L'un agace son bec avec un brûle-gueule,
L'autre mime, en boitant, l'infirme qui volait'.

L'instrument de sa grandeur devient celui de son ridicule. « Ses ailes de géant l'empêchent de marcher. » Et il faut avouer que le poète, perdu dans ses grands songes et dans ses petites corvées, accablé par les soins mesquins, les soucis d'une famille nombreuse et l'abus des boissons remontantes, donne souvent l'image déprimante d'un monsieur qui a peine à payer son loyer ou à passer son pardessus sans l'aide de la dame du vestiaire. Il ne trouve pas la deuxième manche. Voilà : il y a toujours dans la vie du poète un problème de la deuxième manche. En un mot, un instant pénible. Résumons-nous, c'est un canard boiteux.

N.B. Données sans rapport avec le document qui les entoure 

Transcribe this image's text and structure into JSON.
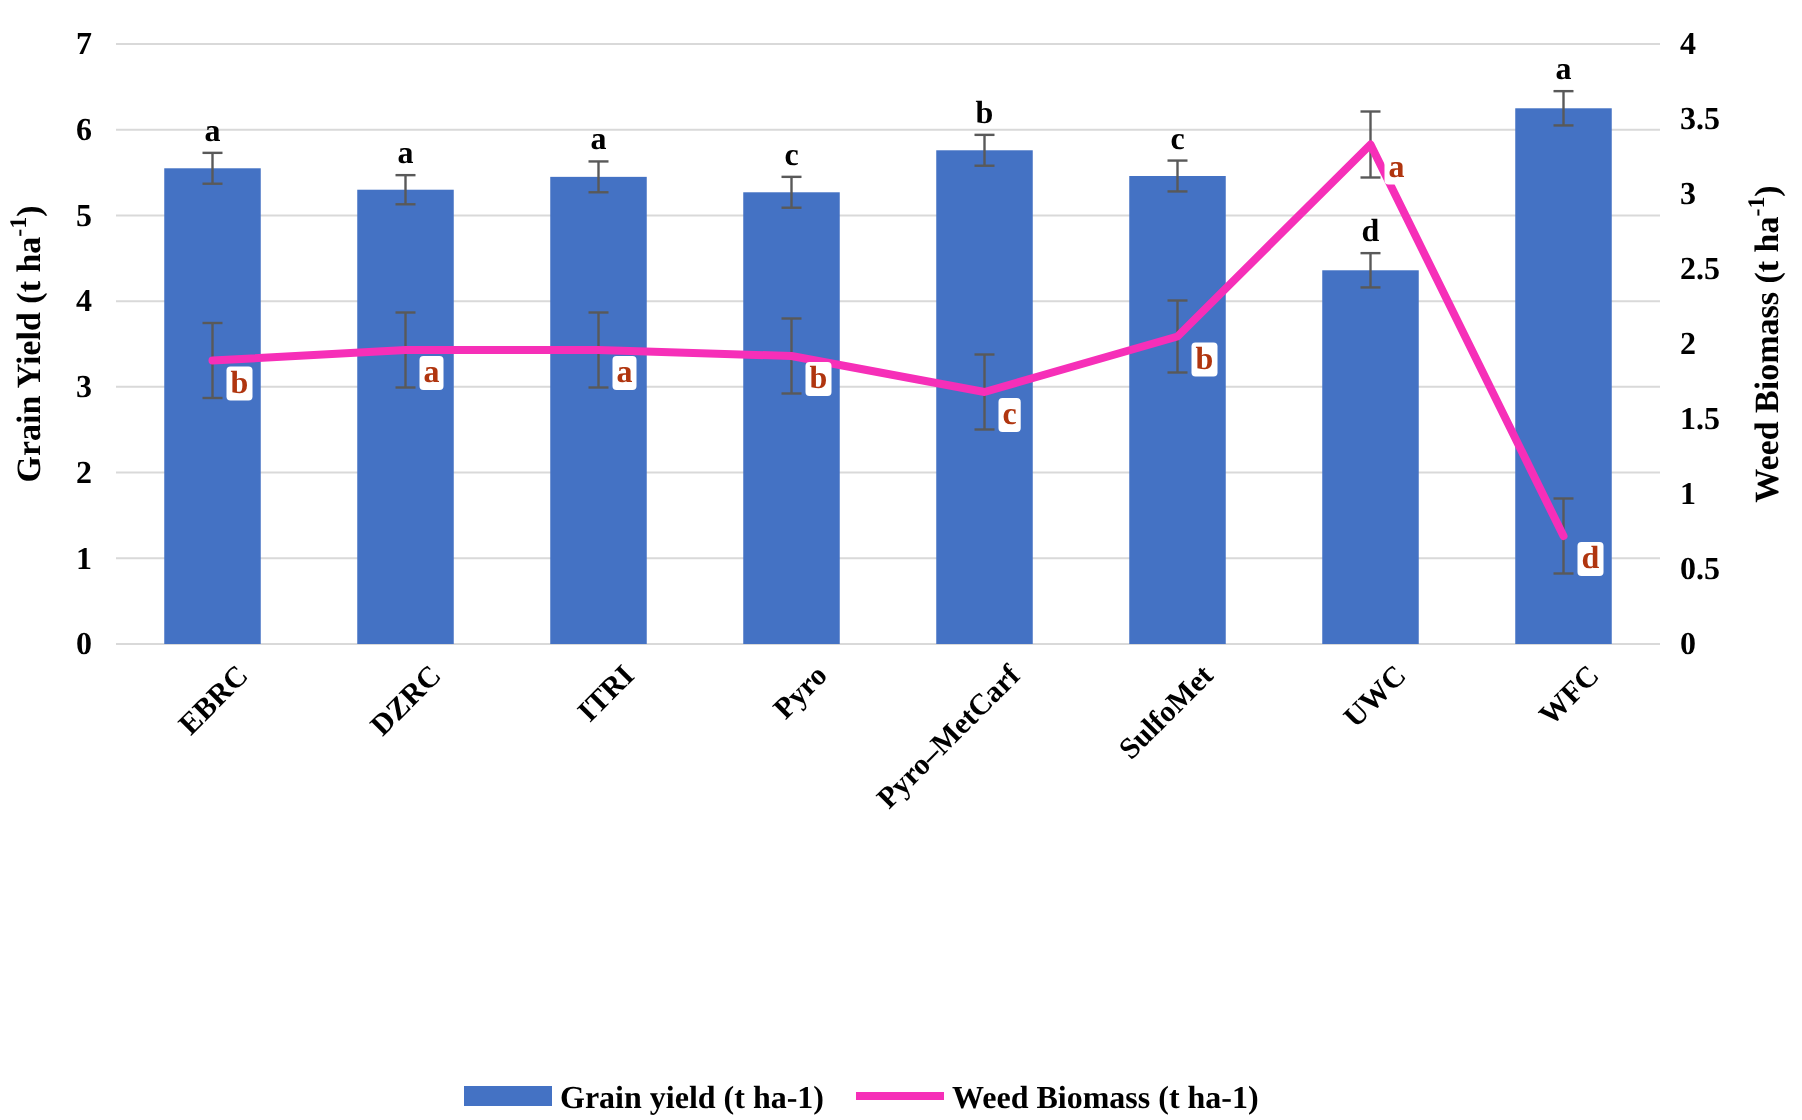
{
  "chart_data": {
    "type": "bar",
    "categories": [
      "EBRC",
      "DZRC",
      "ITRI",
      "Pyro",
      "Pyro–MetCarf",
      "SulfoMet",
      "UWC",
      "WFC"
    ],
    "ylabel": "Grain Yield (t ha$^{-1}$)",
    "y2label": "Weed Biomass (t ha$^{-1}$)",
    "ylim": [
      0,
      7
    ],
    "yticks": [
      0,
      1,
      2,
      3,
      4,
      5,
      6,
      7
    ],
    "y2lim": [
      0,
      4
    ],
    "y2ticks": [
      0,
      0.5,
      1,
      1.5,
      2,
      2.5,
      3,
      3.5,
      4
    ],
    "grid": "y",
    "legend": "bottom",
    "series": [
      {
        "name": "Grain yield (t ha-1)",
        "color": "#4472c4",
        "values": [
          5.55,
          5.3,
          5.45,
          5.27,
          5.76,
          5.46,
          4.36,
          6.25
        ],
        "errors": [
          0.18,
          0.17,
          0.18,
          0.18,
          0.18,
          0.18,
          0.2,
          0.2
        ]
      },
      {
        "name": "Weed Biomass (t ha-1)",
        "type": "line",
        "axis": "y2",
        "color": "#f62fb8",
        "values": [
          1.89,
          1.96,
          1.96,
          1.92,
          1.68,
          2.05,
          3.33,
          0.72
        ],
        "errors": [
          0.25,
          0.25,
          0.25,
          0.25,
          0.25,
          0.24,
          0.22,
          0.25
        ]
      }
    ],
    "annotations": [
      {
        "text": "a",
        "x": "EBRC",
        "y": 5.55
      },
      {
        "text": "a",
        "x": "DZRC",
        "y": 5.3
      },
      {
        "text": "a",
        "x": "ITRI",
        "y": 5.45
      },
      {
        "text": "c",
        "x": "Pyro",
        "y": 5.27
      },
      {
        "text": "b",
        "x": "Pyro–MetCarf",
        "y": 5.76
      },
      {
        "text": "c",
        "x": "SulfoMet",
        "y": 5.46
      },
      {
        "text": "d",
        "x": "UWC",
        "y": 4.36
      },
      {
        "text": "a",
        "x": "WFC",
        "y": 6.25
      },
      "b",
      "a",
      "a",
      "b",
      "c",
      "b",
      "a",
      "d"
    ]
  }
}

Kafka, lui, se compare à une blatte. Tout particulièrement dans La Métamorphose. Il s'assimile à quelque monstrueuse vermine, à un iule, à un cancrelat, à une punaise, à une espèce de chilognathe, disons de polydesme aplati. Tous ses héros, en gros, sont des canards boiteux.

Le poète de Baudelaire et le héros de Kafka sont des sous-hommes dans la vie courante. Mais le canard de Baudelaire a un glorieux zigzag, celui de Kafka une reptation honteuse. Le canard de Baudelaire s'enlèvera d'un coup d'aile, ce n'est qu'un albatros diminué, un empereur du ciel en sursis ; le canard de Kafka est boiteux pour la vie. De naissance, ou à peu près. Il ne s'en remettra jamais.

Tous les héros de Kafka sont condamnés d'avance. Il les noie, il les essorille, il les fait égorger à l'aube sur une pierre plate par des messieurs en chapeau gibus, ou laminer sous un cylindre à clous. Ils périssent sur la paille dans une cage de « jeûneurs », ou à l'entrée de quelque petit trou par où ils auraient pu, peut-être, pénétrer dans la Terre promise à un certain moment, qui ne pouvait être donné que par une insoluble équation. Les poux les mangent, la panthère les méprise. D'autres fois, sous forme de blatte, ils meurent au petit matin derrière un vieux rideau. On les fait balayer par la femme de ménage. Bref, au tragique s'ajoute la honte. Comment peut-on être si cruel ?

Cette humiliante claudication est pour Kafka un souvenir d'enfance. Son père l'a écrasé tout jeune sous la pantoufle, à Prague, où il tenait un commerce prospère. Il en est resté aplati. La Bohême est le pays où se fabriquent les nains ; les nains de Bohême2 bien entendu, par la torture et le ratatinement (en triturant la thyroïde) ; comme les Chinois fabriquent des pieds de Chinoises et les bonzes des chiens sacrés ; des pékinois ; qui sont gros comme des rats. Le sous-homme de Kafka est un produit de son père3, un nain de Bohême. Était-ce fatal ?

Certainement non. Baudelaire a eu aussi un père autoritaire, tout au moins un beau-père, le général Aupick. Il en a souffert atrocement. Il ne s'en est pas laissé diminuer une seconde. Au premier jour de révolution, il est descendu dans la rue en proclamant avec la dernière énergie : « Il faut tuer d'abord le général Aupick. » (La mort, qui se moque de nous, les mit dans la tombe, plus tard, mais c'est une autre histoire.)